Here are some shifts worth considering:

  • Set Boundaries: Choose one Saturday a month to decline weddings, gigs, or errands. Call it “Sabbath Saturday.”

  • Redefine Productivity: See rest as fuel, not waste. The mind works sharper after downtime.

  • Cultural Balance: Attend weddings and funerals, yes, but don’t attend all. Cultural respect should not equal self-destruction.

  • Micro-Rests: Even on busy Saturdays, insert pauses, an afternoon nap, an hour-long walk, or reading time.

Imagine a Lagos where, alongside the owanbe, there is also a movement of “Silent Saturdays”—spaces where people gather not to dance, but to rest. Imagine Nairobi youth dedicating Saturday mornings to communal yoga or storytelling. Imagine Ghanaians preserving funeral culture while still setting aside one Saturday monthly just to breathe.

Conclusion: Saturday, Reclaimed

So, do we really rest on Saturdays—or just switch hustles?
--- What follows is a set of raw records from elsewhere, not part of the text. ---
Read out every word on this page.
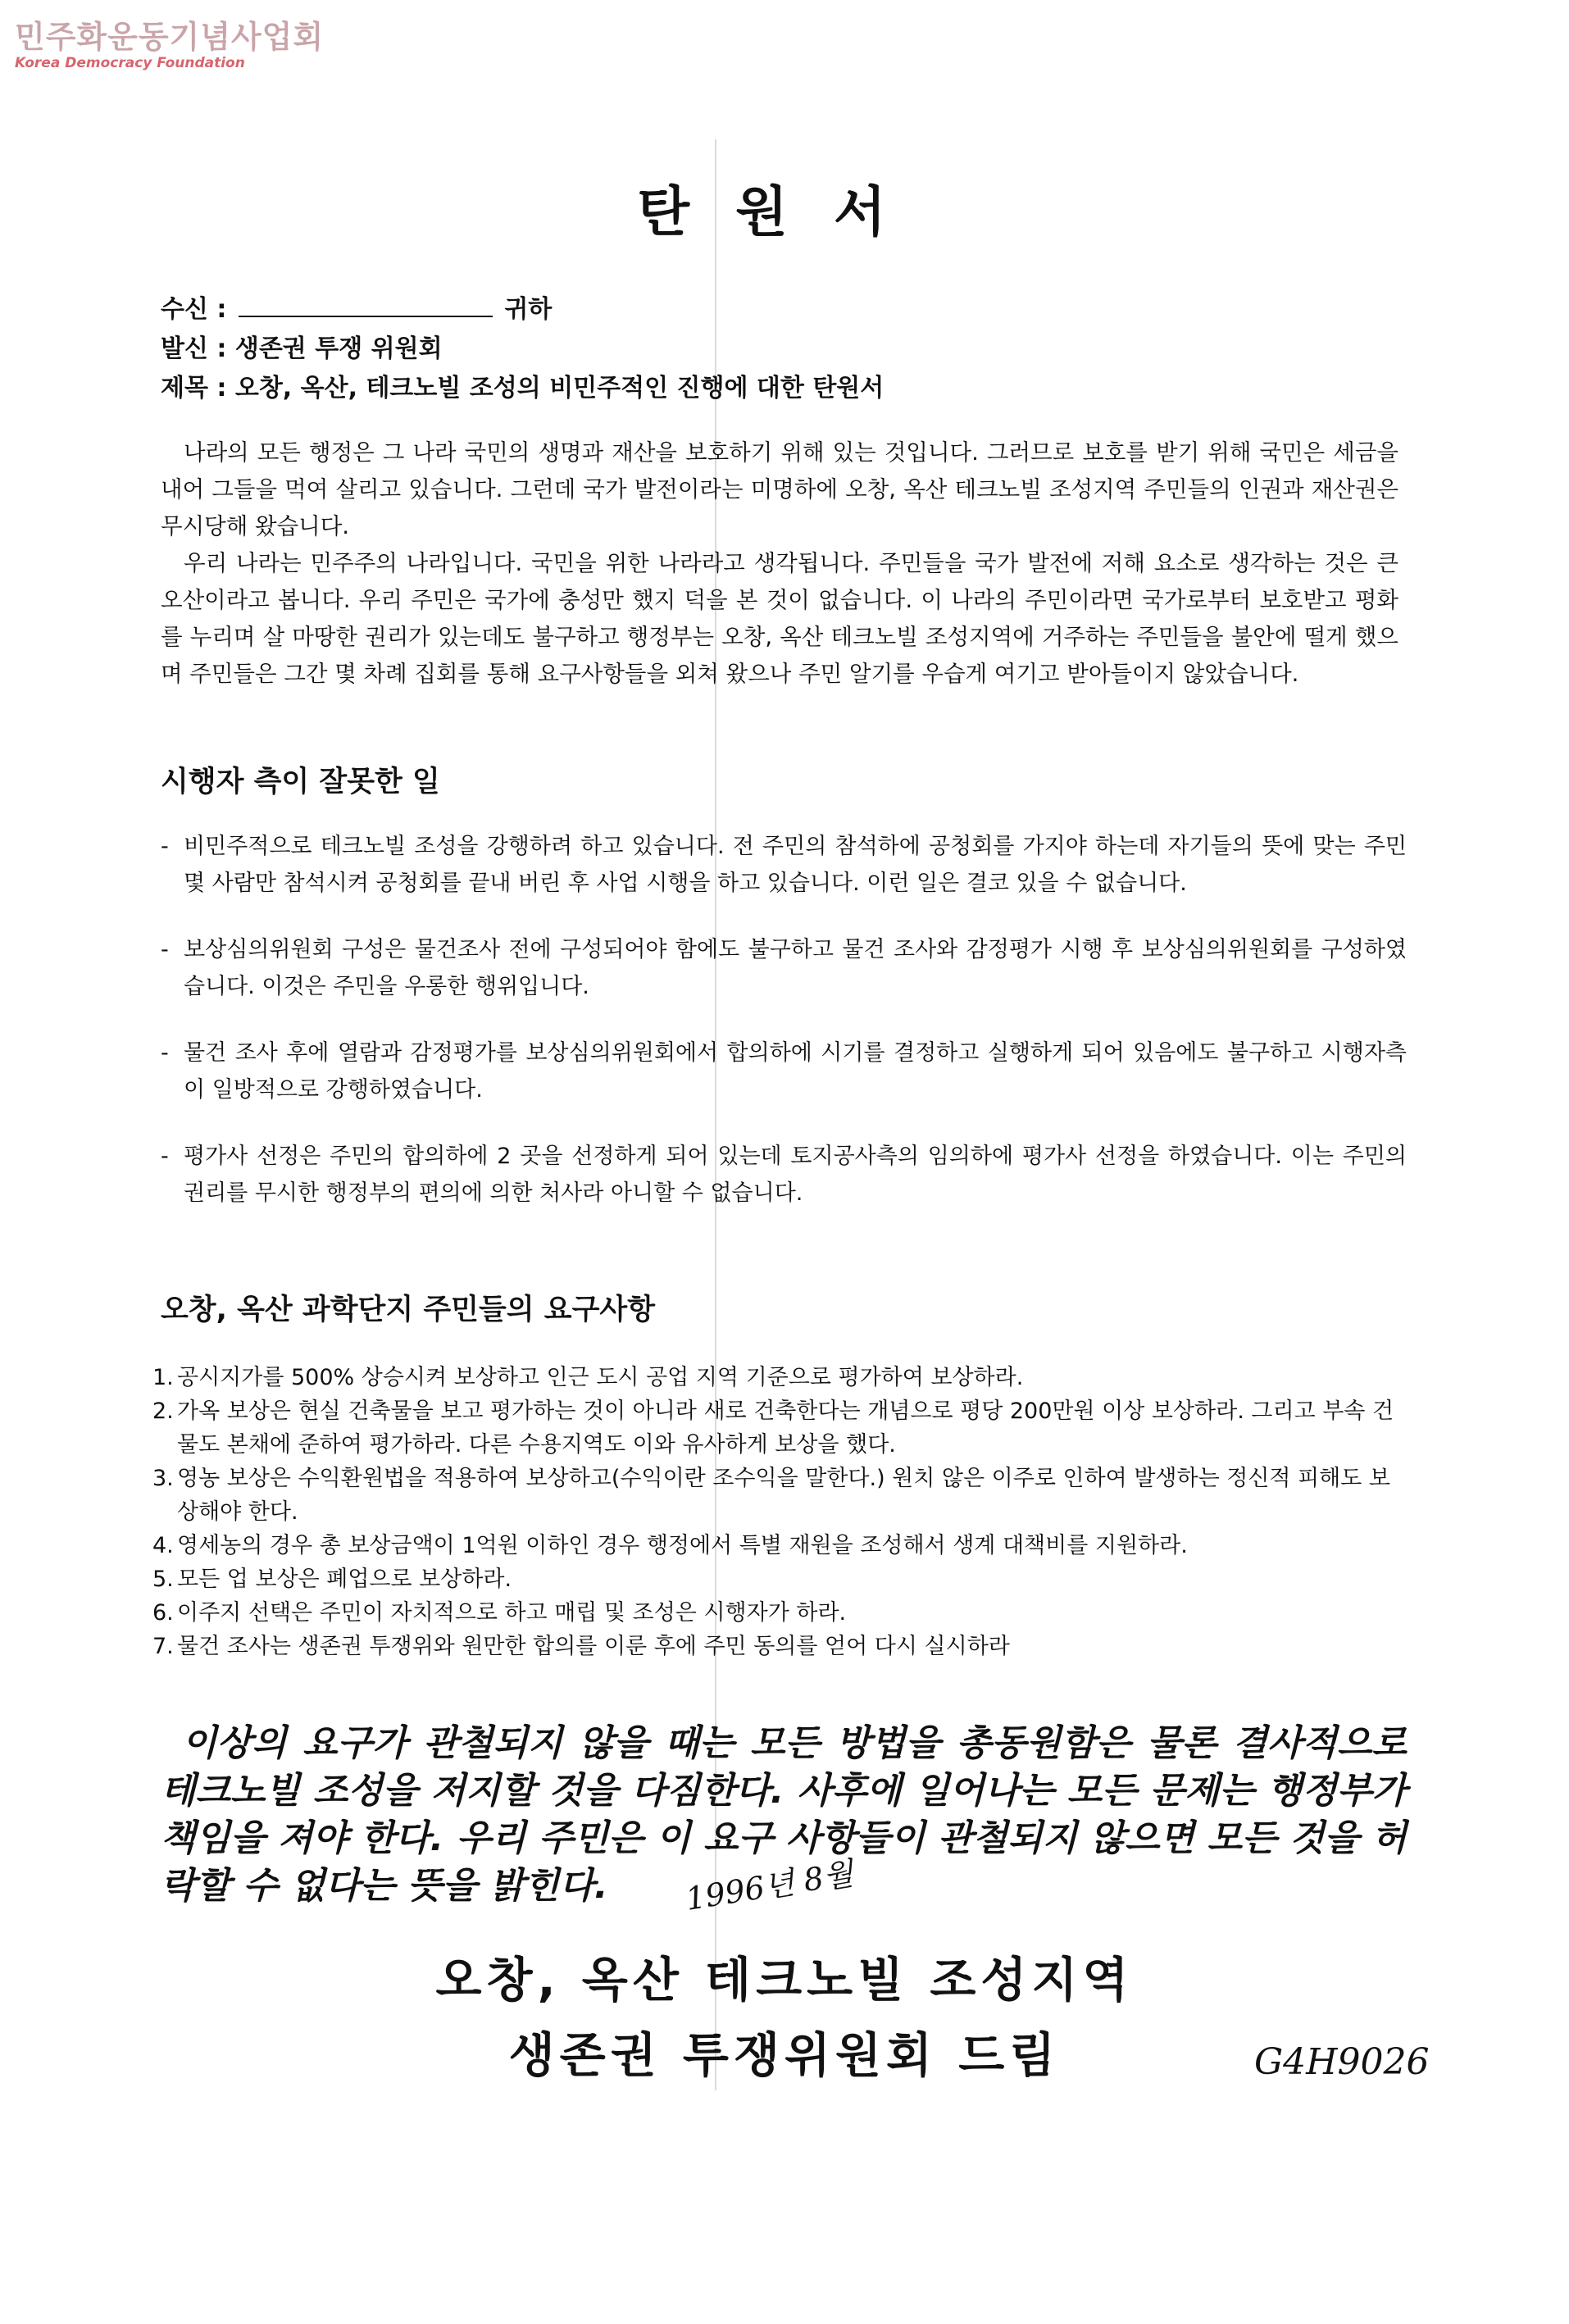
민주화운동기념사업회
Korea Democracy Foundation
탄원서
수신 :	귀하
발신 : 생존권 투쟁 위원회
제목 : 오창, 옥산, 테크노빌 조성의 비민주적인 진행에 대한 탄원서

나라의 모든 행정은 그 나라 국민의 생명과 재산을 보호하기 위해 있는 것입니다. 그러므로 보호를 받기 위해 국민은 세금을 내어 그들을 먹여 살리고 있습니다. 그런데 국가 발전이라는 미명하에 오창, 옥산 테크노빌 조성지역 주민들의 인권과 재산권은 무시당해 왔습니다.

우리 나라는 민주주의 나라입니다. 국민을 위한 나라라고 생각됩니다. 주민들을 국가 발전에 저해 요소로 생각하는 것은 큰 오산이라고 봅니다. 우리 주민은 국가에 충성만 했지 덕을 본 것이 없습니다. 이 나라의 주민이라면 국가로부터 보호받고 평화를 누리며 살 마땅한 권리가 있는데도 불구하고 행정부는 오창, 옥산 테크노빌 조성지역에 거주하는 주민들을 불안에 떨게 했으며 주민들은 그간 몇 차례 집회를 통해 요구사항들을 외쳐 왔으나 주민 알기를 우습게 여기고 받아들이지 않았습니다.

시행자 측이 잘못한 일
- 비민주적으로 테크노빌 조성을 강행하려 하고 있습니다. 전 주민의 참석하에 공청회를 가지야 하는데 자기들의 뜻에 맞는 주민 몇 사람만 참석시켜 공청회를 끝내 버린 후 사업 시행을 하고 있습니다. 이런 일은 결코 있을 수 없습니다.
- 보상심의위원회 구성은 물건조사 전에 구성되어야 함에도 불구하고 물건 조사와 감정평가 시행 후 보상심의위원회를 구성하였습니다. 이것은 주민을 우롱한 행위입니다.
- 물건 조사 후에 열람과 감정평가를 보상심의위원회에서 합의하에 시기를 결정하고 실행하게 되어 있음에도 불구하고 시행자측이 일방적으로 강행하였습니다.
- 평가사 선정은 주민의 합의하에 2 곳을 선정하게 되어 있는데 토지공사측의 임의하에 평가사 선정을 하였습니다. 이는 주민의 권리를 무시한 행정부의 편의에 의한 처사라 아니할 수 없습니다.
오창, 옥산 과학단지 주민들의 요구사항
1. 공시지가를 500% 상승시켜 보상하고 인근 도시 공업 지역 기준으로 평가하여 보상하라.
2. 가옥 보상은 현실 건축물을 보고 평가하는 것이 아니라 새로 건축한다는 개념으로 평당 200만원 이상 보상하라. 그리고 부속 건물도 본채에 준하여 평가하라. 다른 수용지역도 이와 유사하게 보상을 했다.
3. 영농 보상은 수익환원법을 적용하여 보상하고(수익이란 조수익을 말한다.) 원치 않은 이주로 인하여 발생하는 정신적 피해도 보상해야 한다.
4. 영세농의 경우 총 보상금액이 1억원 이하인 경우 행정에서 특별 재원을 조성해서 생계 대책비를 지원하라.
5. 모든 업 보상은 폐업으로 보상하라.
6. 이주지 선택은 주민이 자치적으로 하고 매립 및 조성은 시행자가 하라.
7. 물건 조사는 생존권 투쟁위와 원만한 합의를 이룬 후에 주민 동의를 얻어 다시 실시하라
이상의 요구가 관철되지 않을 때는 모든 방법을 총동원함은 물론 결사적으로 테크노빌 조성을 저지할 것을 다짐한다. 사후에 일어나는 모든 문제는 행정부가 책임을 져야 한다. 우리 주민은 이 요구 사항들이 관철되지 않으면 모든 것을 허락할 수 없다는 뜻을 밝힌다.	1996년 8월
오창, 옥산 테크노빌 조성지역
생존권 투쟁위원회 드림	G4H9026
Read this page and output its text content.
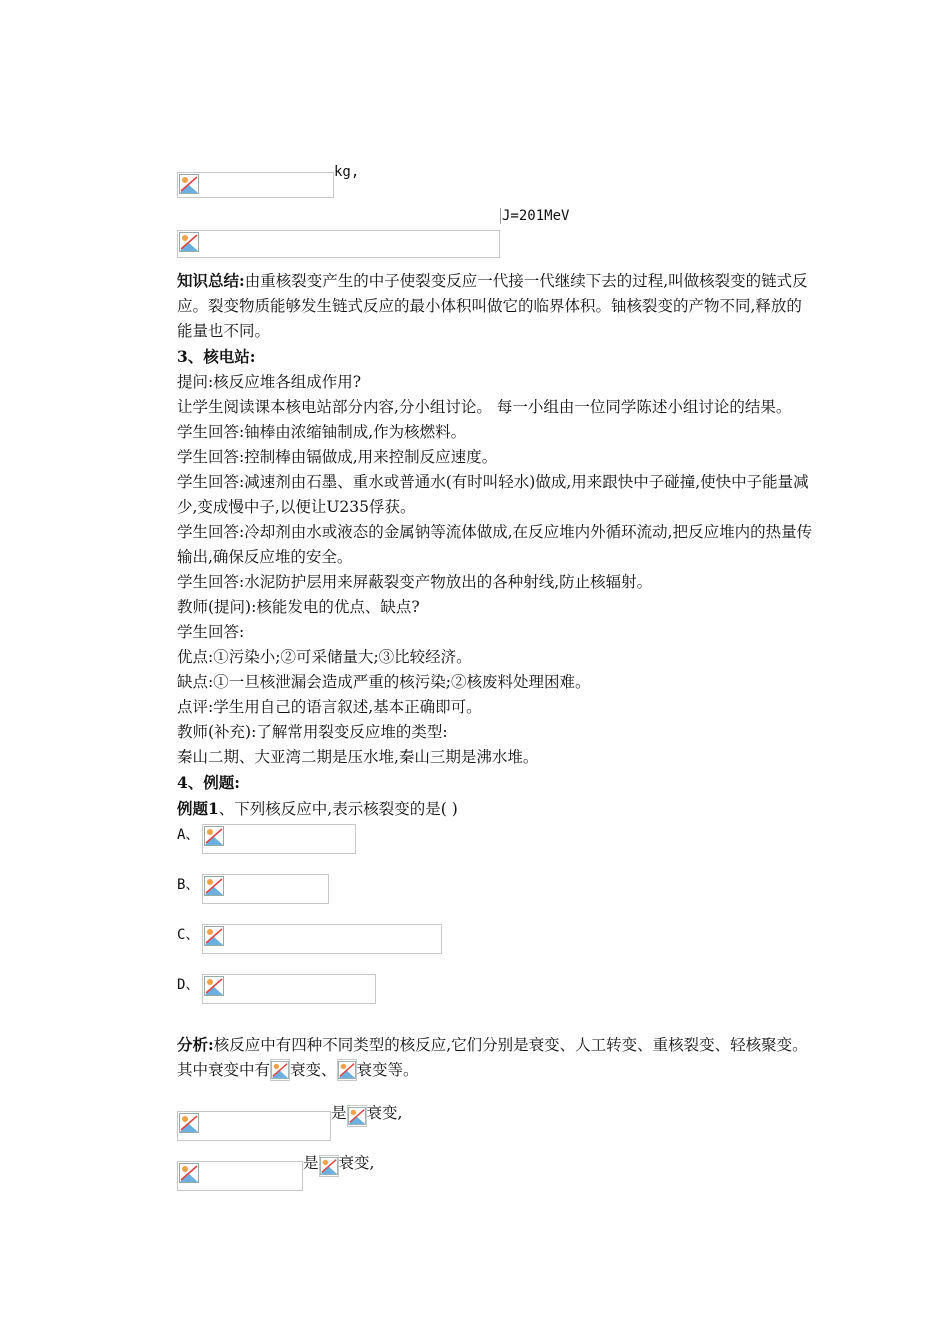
kg,
J=201MeV

知识总结:由重核裂变产生的中子使裂变反应一代接一代继续下去的过程,叫做核裂变的链式反应。裂变物质能够发生链式反应的最小体积叫做它的临界体积。铀核裂变的产物不同,释放的能量也不同。

3、核电站:

提问:核反应堆各组成作用?

让学生阅读课本核电站部分内容,分小组讨论。 每一小组由一位同学陈述小组讨论的结果。

学生回答:铀棒由浓缩铀制成,作为核燃料。

学生回答:控制棒由镉做成,用来控制反应速度。

学生回答:减速剂由石墨、重水或普通水(有时叫轻水)做成,用来跟快中子碰撞,使快中子能量减少,变成慢中子,以便让U235俘获。

学生回答:冷却剂由水或液态的金属钠等流体做成,在反应堆内外循环流动,把反应堆内的热量传输出,确保反应堆的安全。

学生回答:水泥防护层用来屏蔽裂变产物放出的各种射线,防止核辐射。

教师(提问):核能发电的优点、缺点?

学生回答:

优点:①污染小;②可采储量大;③比较经济。

缺点:①一旦核泄漏会造成严重的核污染;②核废料处理困难。

点评:学生用自己的语言叙述,基本正确即可。

教师(补充):了解常用裂变反应堆的类型:

秦山二期、大亚湾二期是压水堆,秦山三期是沸水堆。

4、例题:

例题1、下列核反应中,表示核裂变的是( )

A、
B、
C、
D、

分析:核反应中有四种不同类型的核反应,它们分别是衰变、人工转变、重核裂变、轻核聚变。其中衰变中有 衰变、 衰变等。

是 衰变,
是 衰变,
For most Africans, the uncomfortable truth is the latter. We restlessly run from obligation to obligation, gig to gig, errand to errand. We call it leisure, but it is simply labour in disguise.

But it doesn’t have to stay that way. Perhaps the true revolution of our generation will not be in how many businesses we build, but in how much silence we allow ourselves. Perhaps the boldest African dream is not just economic freedom but the freedom to rest without guilt.

Because if we never reclaim Saturdays, then we are not truly free. We are simply hustlers trapped in prettier clothes.

And maybe, just maybe, the most radical thing you can do next Saturday is nothing.